Is Your Partner A Psychopath? The Signs to Look For

Here's how to know the tell-tale signs.

Is Your Partner A Psychopath? The Signs to Look For

How well do you ever truly know a person?

Now that words like "gaslighting" and "narcissist" have become common vernacular, more people are recognizing these traits in people close to their friends and loved ones. Or, sometimes, in their friends and loved ones. Or, perhaps, in themselves.


But how can you tell if someone is an actual psychopath? It might be more common than you think. Research suggests that approximately 1% of the population meets the criteria for psychopathy.

Only 1%? That sounds like nothing! But, actually, it's about 1 in 100 people, and most are not running around in a Jason mask like in a "Halloween" movie. Many are in high-power positions — working on Wall Street, in doctor's offices, or even the lawyer living next door. It sounds scarier than a movie.

Dr. Kris Mohandie, a police and forensic psychologist who's been studying violent behavior for more than two decades, talked with Dr. Oz about how to tell if someone you know may be a psychopath. Here's what to look out for:

What Are the Signs Someone Could be a Psychopath?

Mohandie says there are numerous red flags to watch out for when you're in a relationship and possibly dealing with someone who could be a psychopath. But here's what he says is one tell-tale sign:

  • They are repeatedly caught in lies, but then they act like nothing is wrong.

"When you have repetitive lies and the person's still lying and denying the lies and turning it around on you, that's a prototypical indicator," Mohandie said. "A person [who's] been caught in lies many different times, yet they continue to act like, well, I didn't do anything, I'm innocent. That it's you, you're misperceiving things."

This is gaslighting behavior, he adds.

"In my opinion, what I see is that with that gaslighting behavior, you find that they are extremely manipulative, that they'll deny your reality, and that they continuously are getting caught in situations that just don't add up," Mohandie said.

Other red flags, according to the NIH:

  • Glibness-superficial charm
  • Grandiose sense of self worth
  • Constant need for stimulation
  • Pathological lying
  • Conning/manipulative
  • Lack of remorse or guilt
  • Callous/lack of empathy
  • Parasitic lifestyle (habitually relying on or exploiting others)
  • Poor behavioral controls

What to Do If You're the Victim of a Potential Psychopath

Do not deal with it alone, Mohandie says.

"The tendency for us, as people, when we've been taken-in and manipulated, [when] we've been duped, we've been fooled, is to conceal that out of our own personal shame," Mohandie said. "Do not do that. You don't know what this person is capable of. Psychopaths don't have any limits."

It's important to let other people know what is going on so that they can potentially be a part of your safety planning if or when you need to exit the relationship, Mohandie advises.

"Because [psychopaths] thrive on secrecy, 'out' them to your friends so that they know you're dealing with a difficult situation, and create safety plans for yourself as you extract from that relationship as you exit," he said.

And if you are experiencing violence in this relationship or you suspect domestic violence between other people, please call the National Domestic Violence Hotline at 1-800-799-SAFE (7233) or visit thehotline.org.

Are You Born a Psychopath or Does It Happen Throughout Life?
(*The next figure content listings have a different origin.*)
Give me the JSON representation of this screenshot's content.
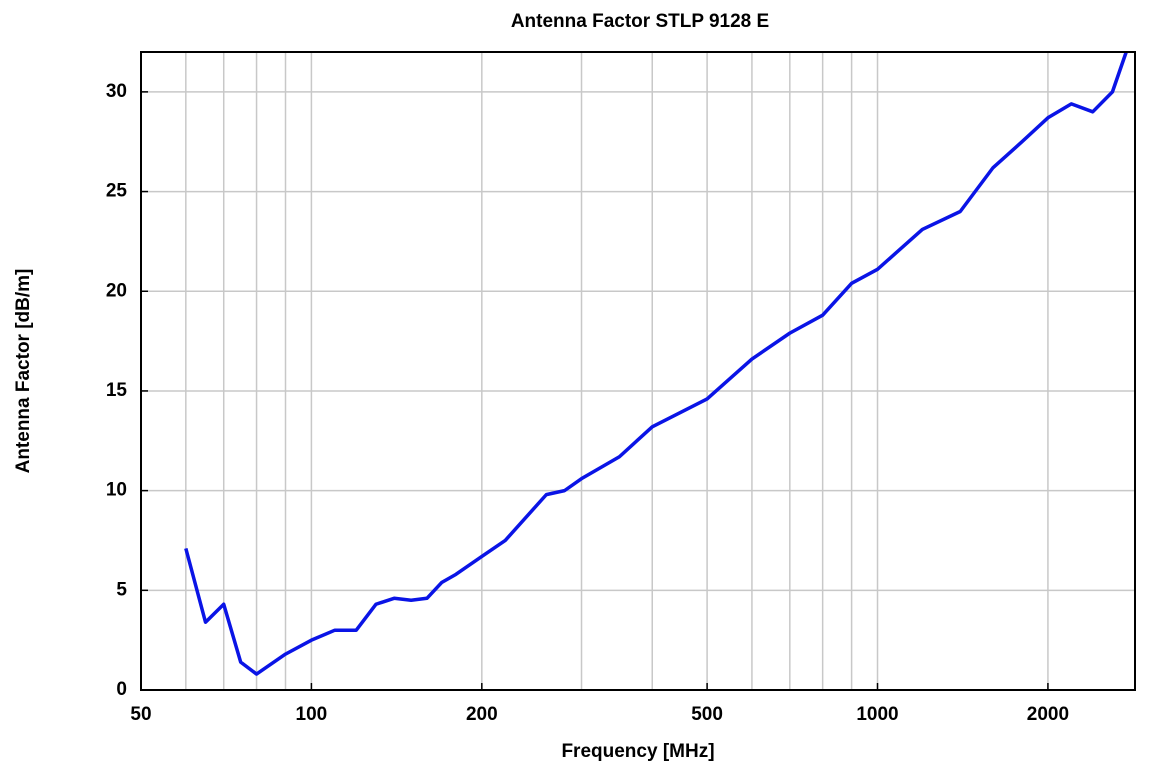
{
  "chart_data": {
    "type": "line",
    "title": "Antenna Factor STLP 9128 E",
    "xlabel": "Frequency [MHz]",
    "ylabel": "Antenna Factor [dB/m]",
    "xscale": "log",
    "grid": true,
    "x": [
      60,
      65,
      70,
      75,
      80,
      90,
      100,
      110,
      120,
      130,
      140,
      150,
      160,
      170,
      180,
      200,
      220,
      260,
      280,
      300,
      350,
      400,
      500,
      600,
      700,
      800,
      900,
      1000,
      1200,
      1400,
      1600,
      1800,
      2000,
      2200,
      2400,
      2600,
      2750
    ],
    "series": [
      {
        "name": "Antenna Factor",
        "color": "#0a14e6",
        "values": [
          7.1,
          3.4,
          4.3,
          1.4,
          0.8,
          1.8,
          2.5,
          3.0,
          3.0,
          4.3,
          4.6,
          4.5,
          4.6,
          5.4,
          5.8,
          6.7,
          7.5,
          9.8,
          10.0,
          10.6,
          11.7,
          13.2,
          14.6,
          16.6,
          17.9,
          18.8,
          20.4,
          21.1,
          23.1,
          24.0,
          26.2,
          27.5,
          28.7,
          29.4,
          29.0,
          30.0,
          32.0
        ]
      }
    ],
    "xlim": [
      50,
      2850
    ],
    "xticks": [
      50,
      100,
      200,
      500,
      1000,
      2000
    ],
    "xminor": [
      60,
      70,
      80,
      90,
      300,
      400,
      600,
      700,
      800,
      900
    ],
    "ylim": [
      0,
      32
    ],
    "yticks": [
      0,
      5,
      10,
      15,
      20,
      25,
      30
    ]
  }
}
There is research to suggest it could be a little bit of both. Mohandie says there are many people who have difficult childhoods who grow up to become good adults. Others, however, have trauma in their childhood that could spark psychopathic behavior. Some children display this behavior early, while for others, it's almost like a switch gets turned on, Mohandie says.

"I think it's a combination of nature and nurture for most people," he said. "You have that switching mechanism that certain life experiences can activate. I think that some are born, some are made, and most are a combination of the two."

Are Psychopaths Also Murderers?

No — despite what all that true crime may make you think. Mohandie says that most psychopaths are not murderers, and most murderers are not psychopaths. Although there is a strong link between psychopathy and homicide, not all mass killers are psychopaths.

"There is a small subset of people that murder that have that psychopathy," Mohandie says. "But the vast majority of psychopaths don't engage in murder. They engage in other kinds of opportunistic, parasitic, and deceptive behaviors."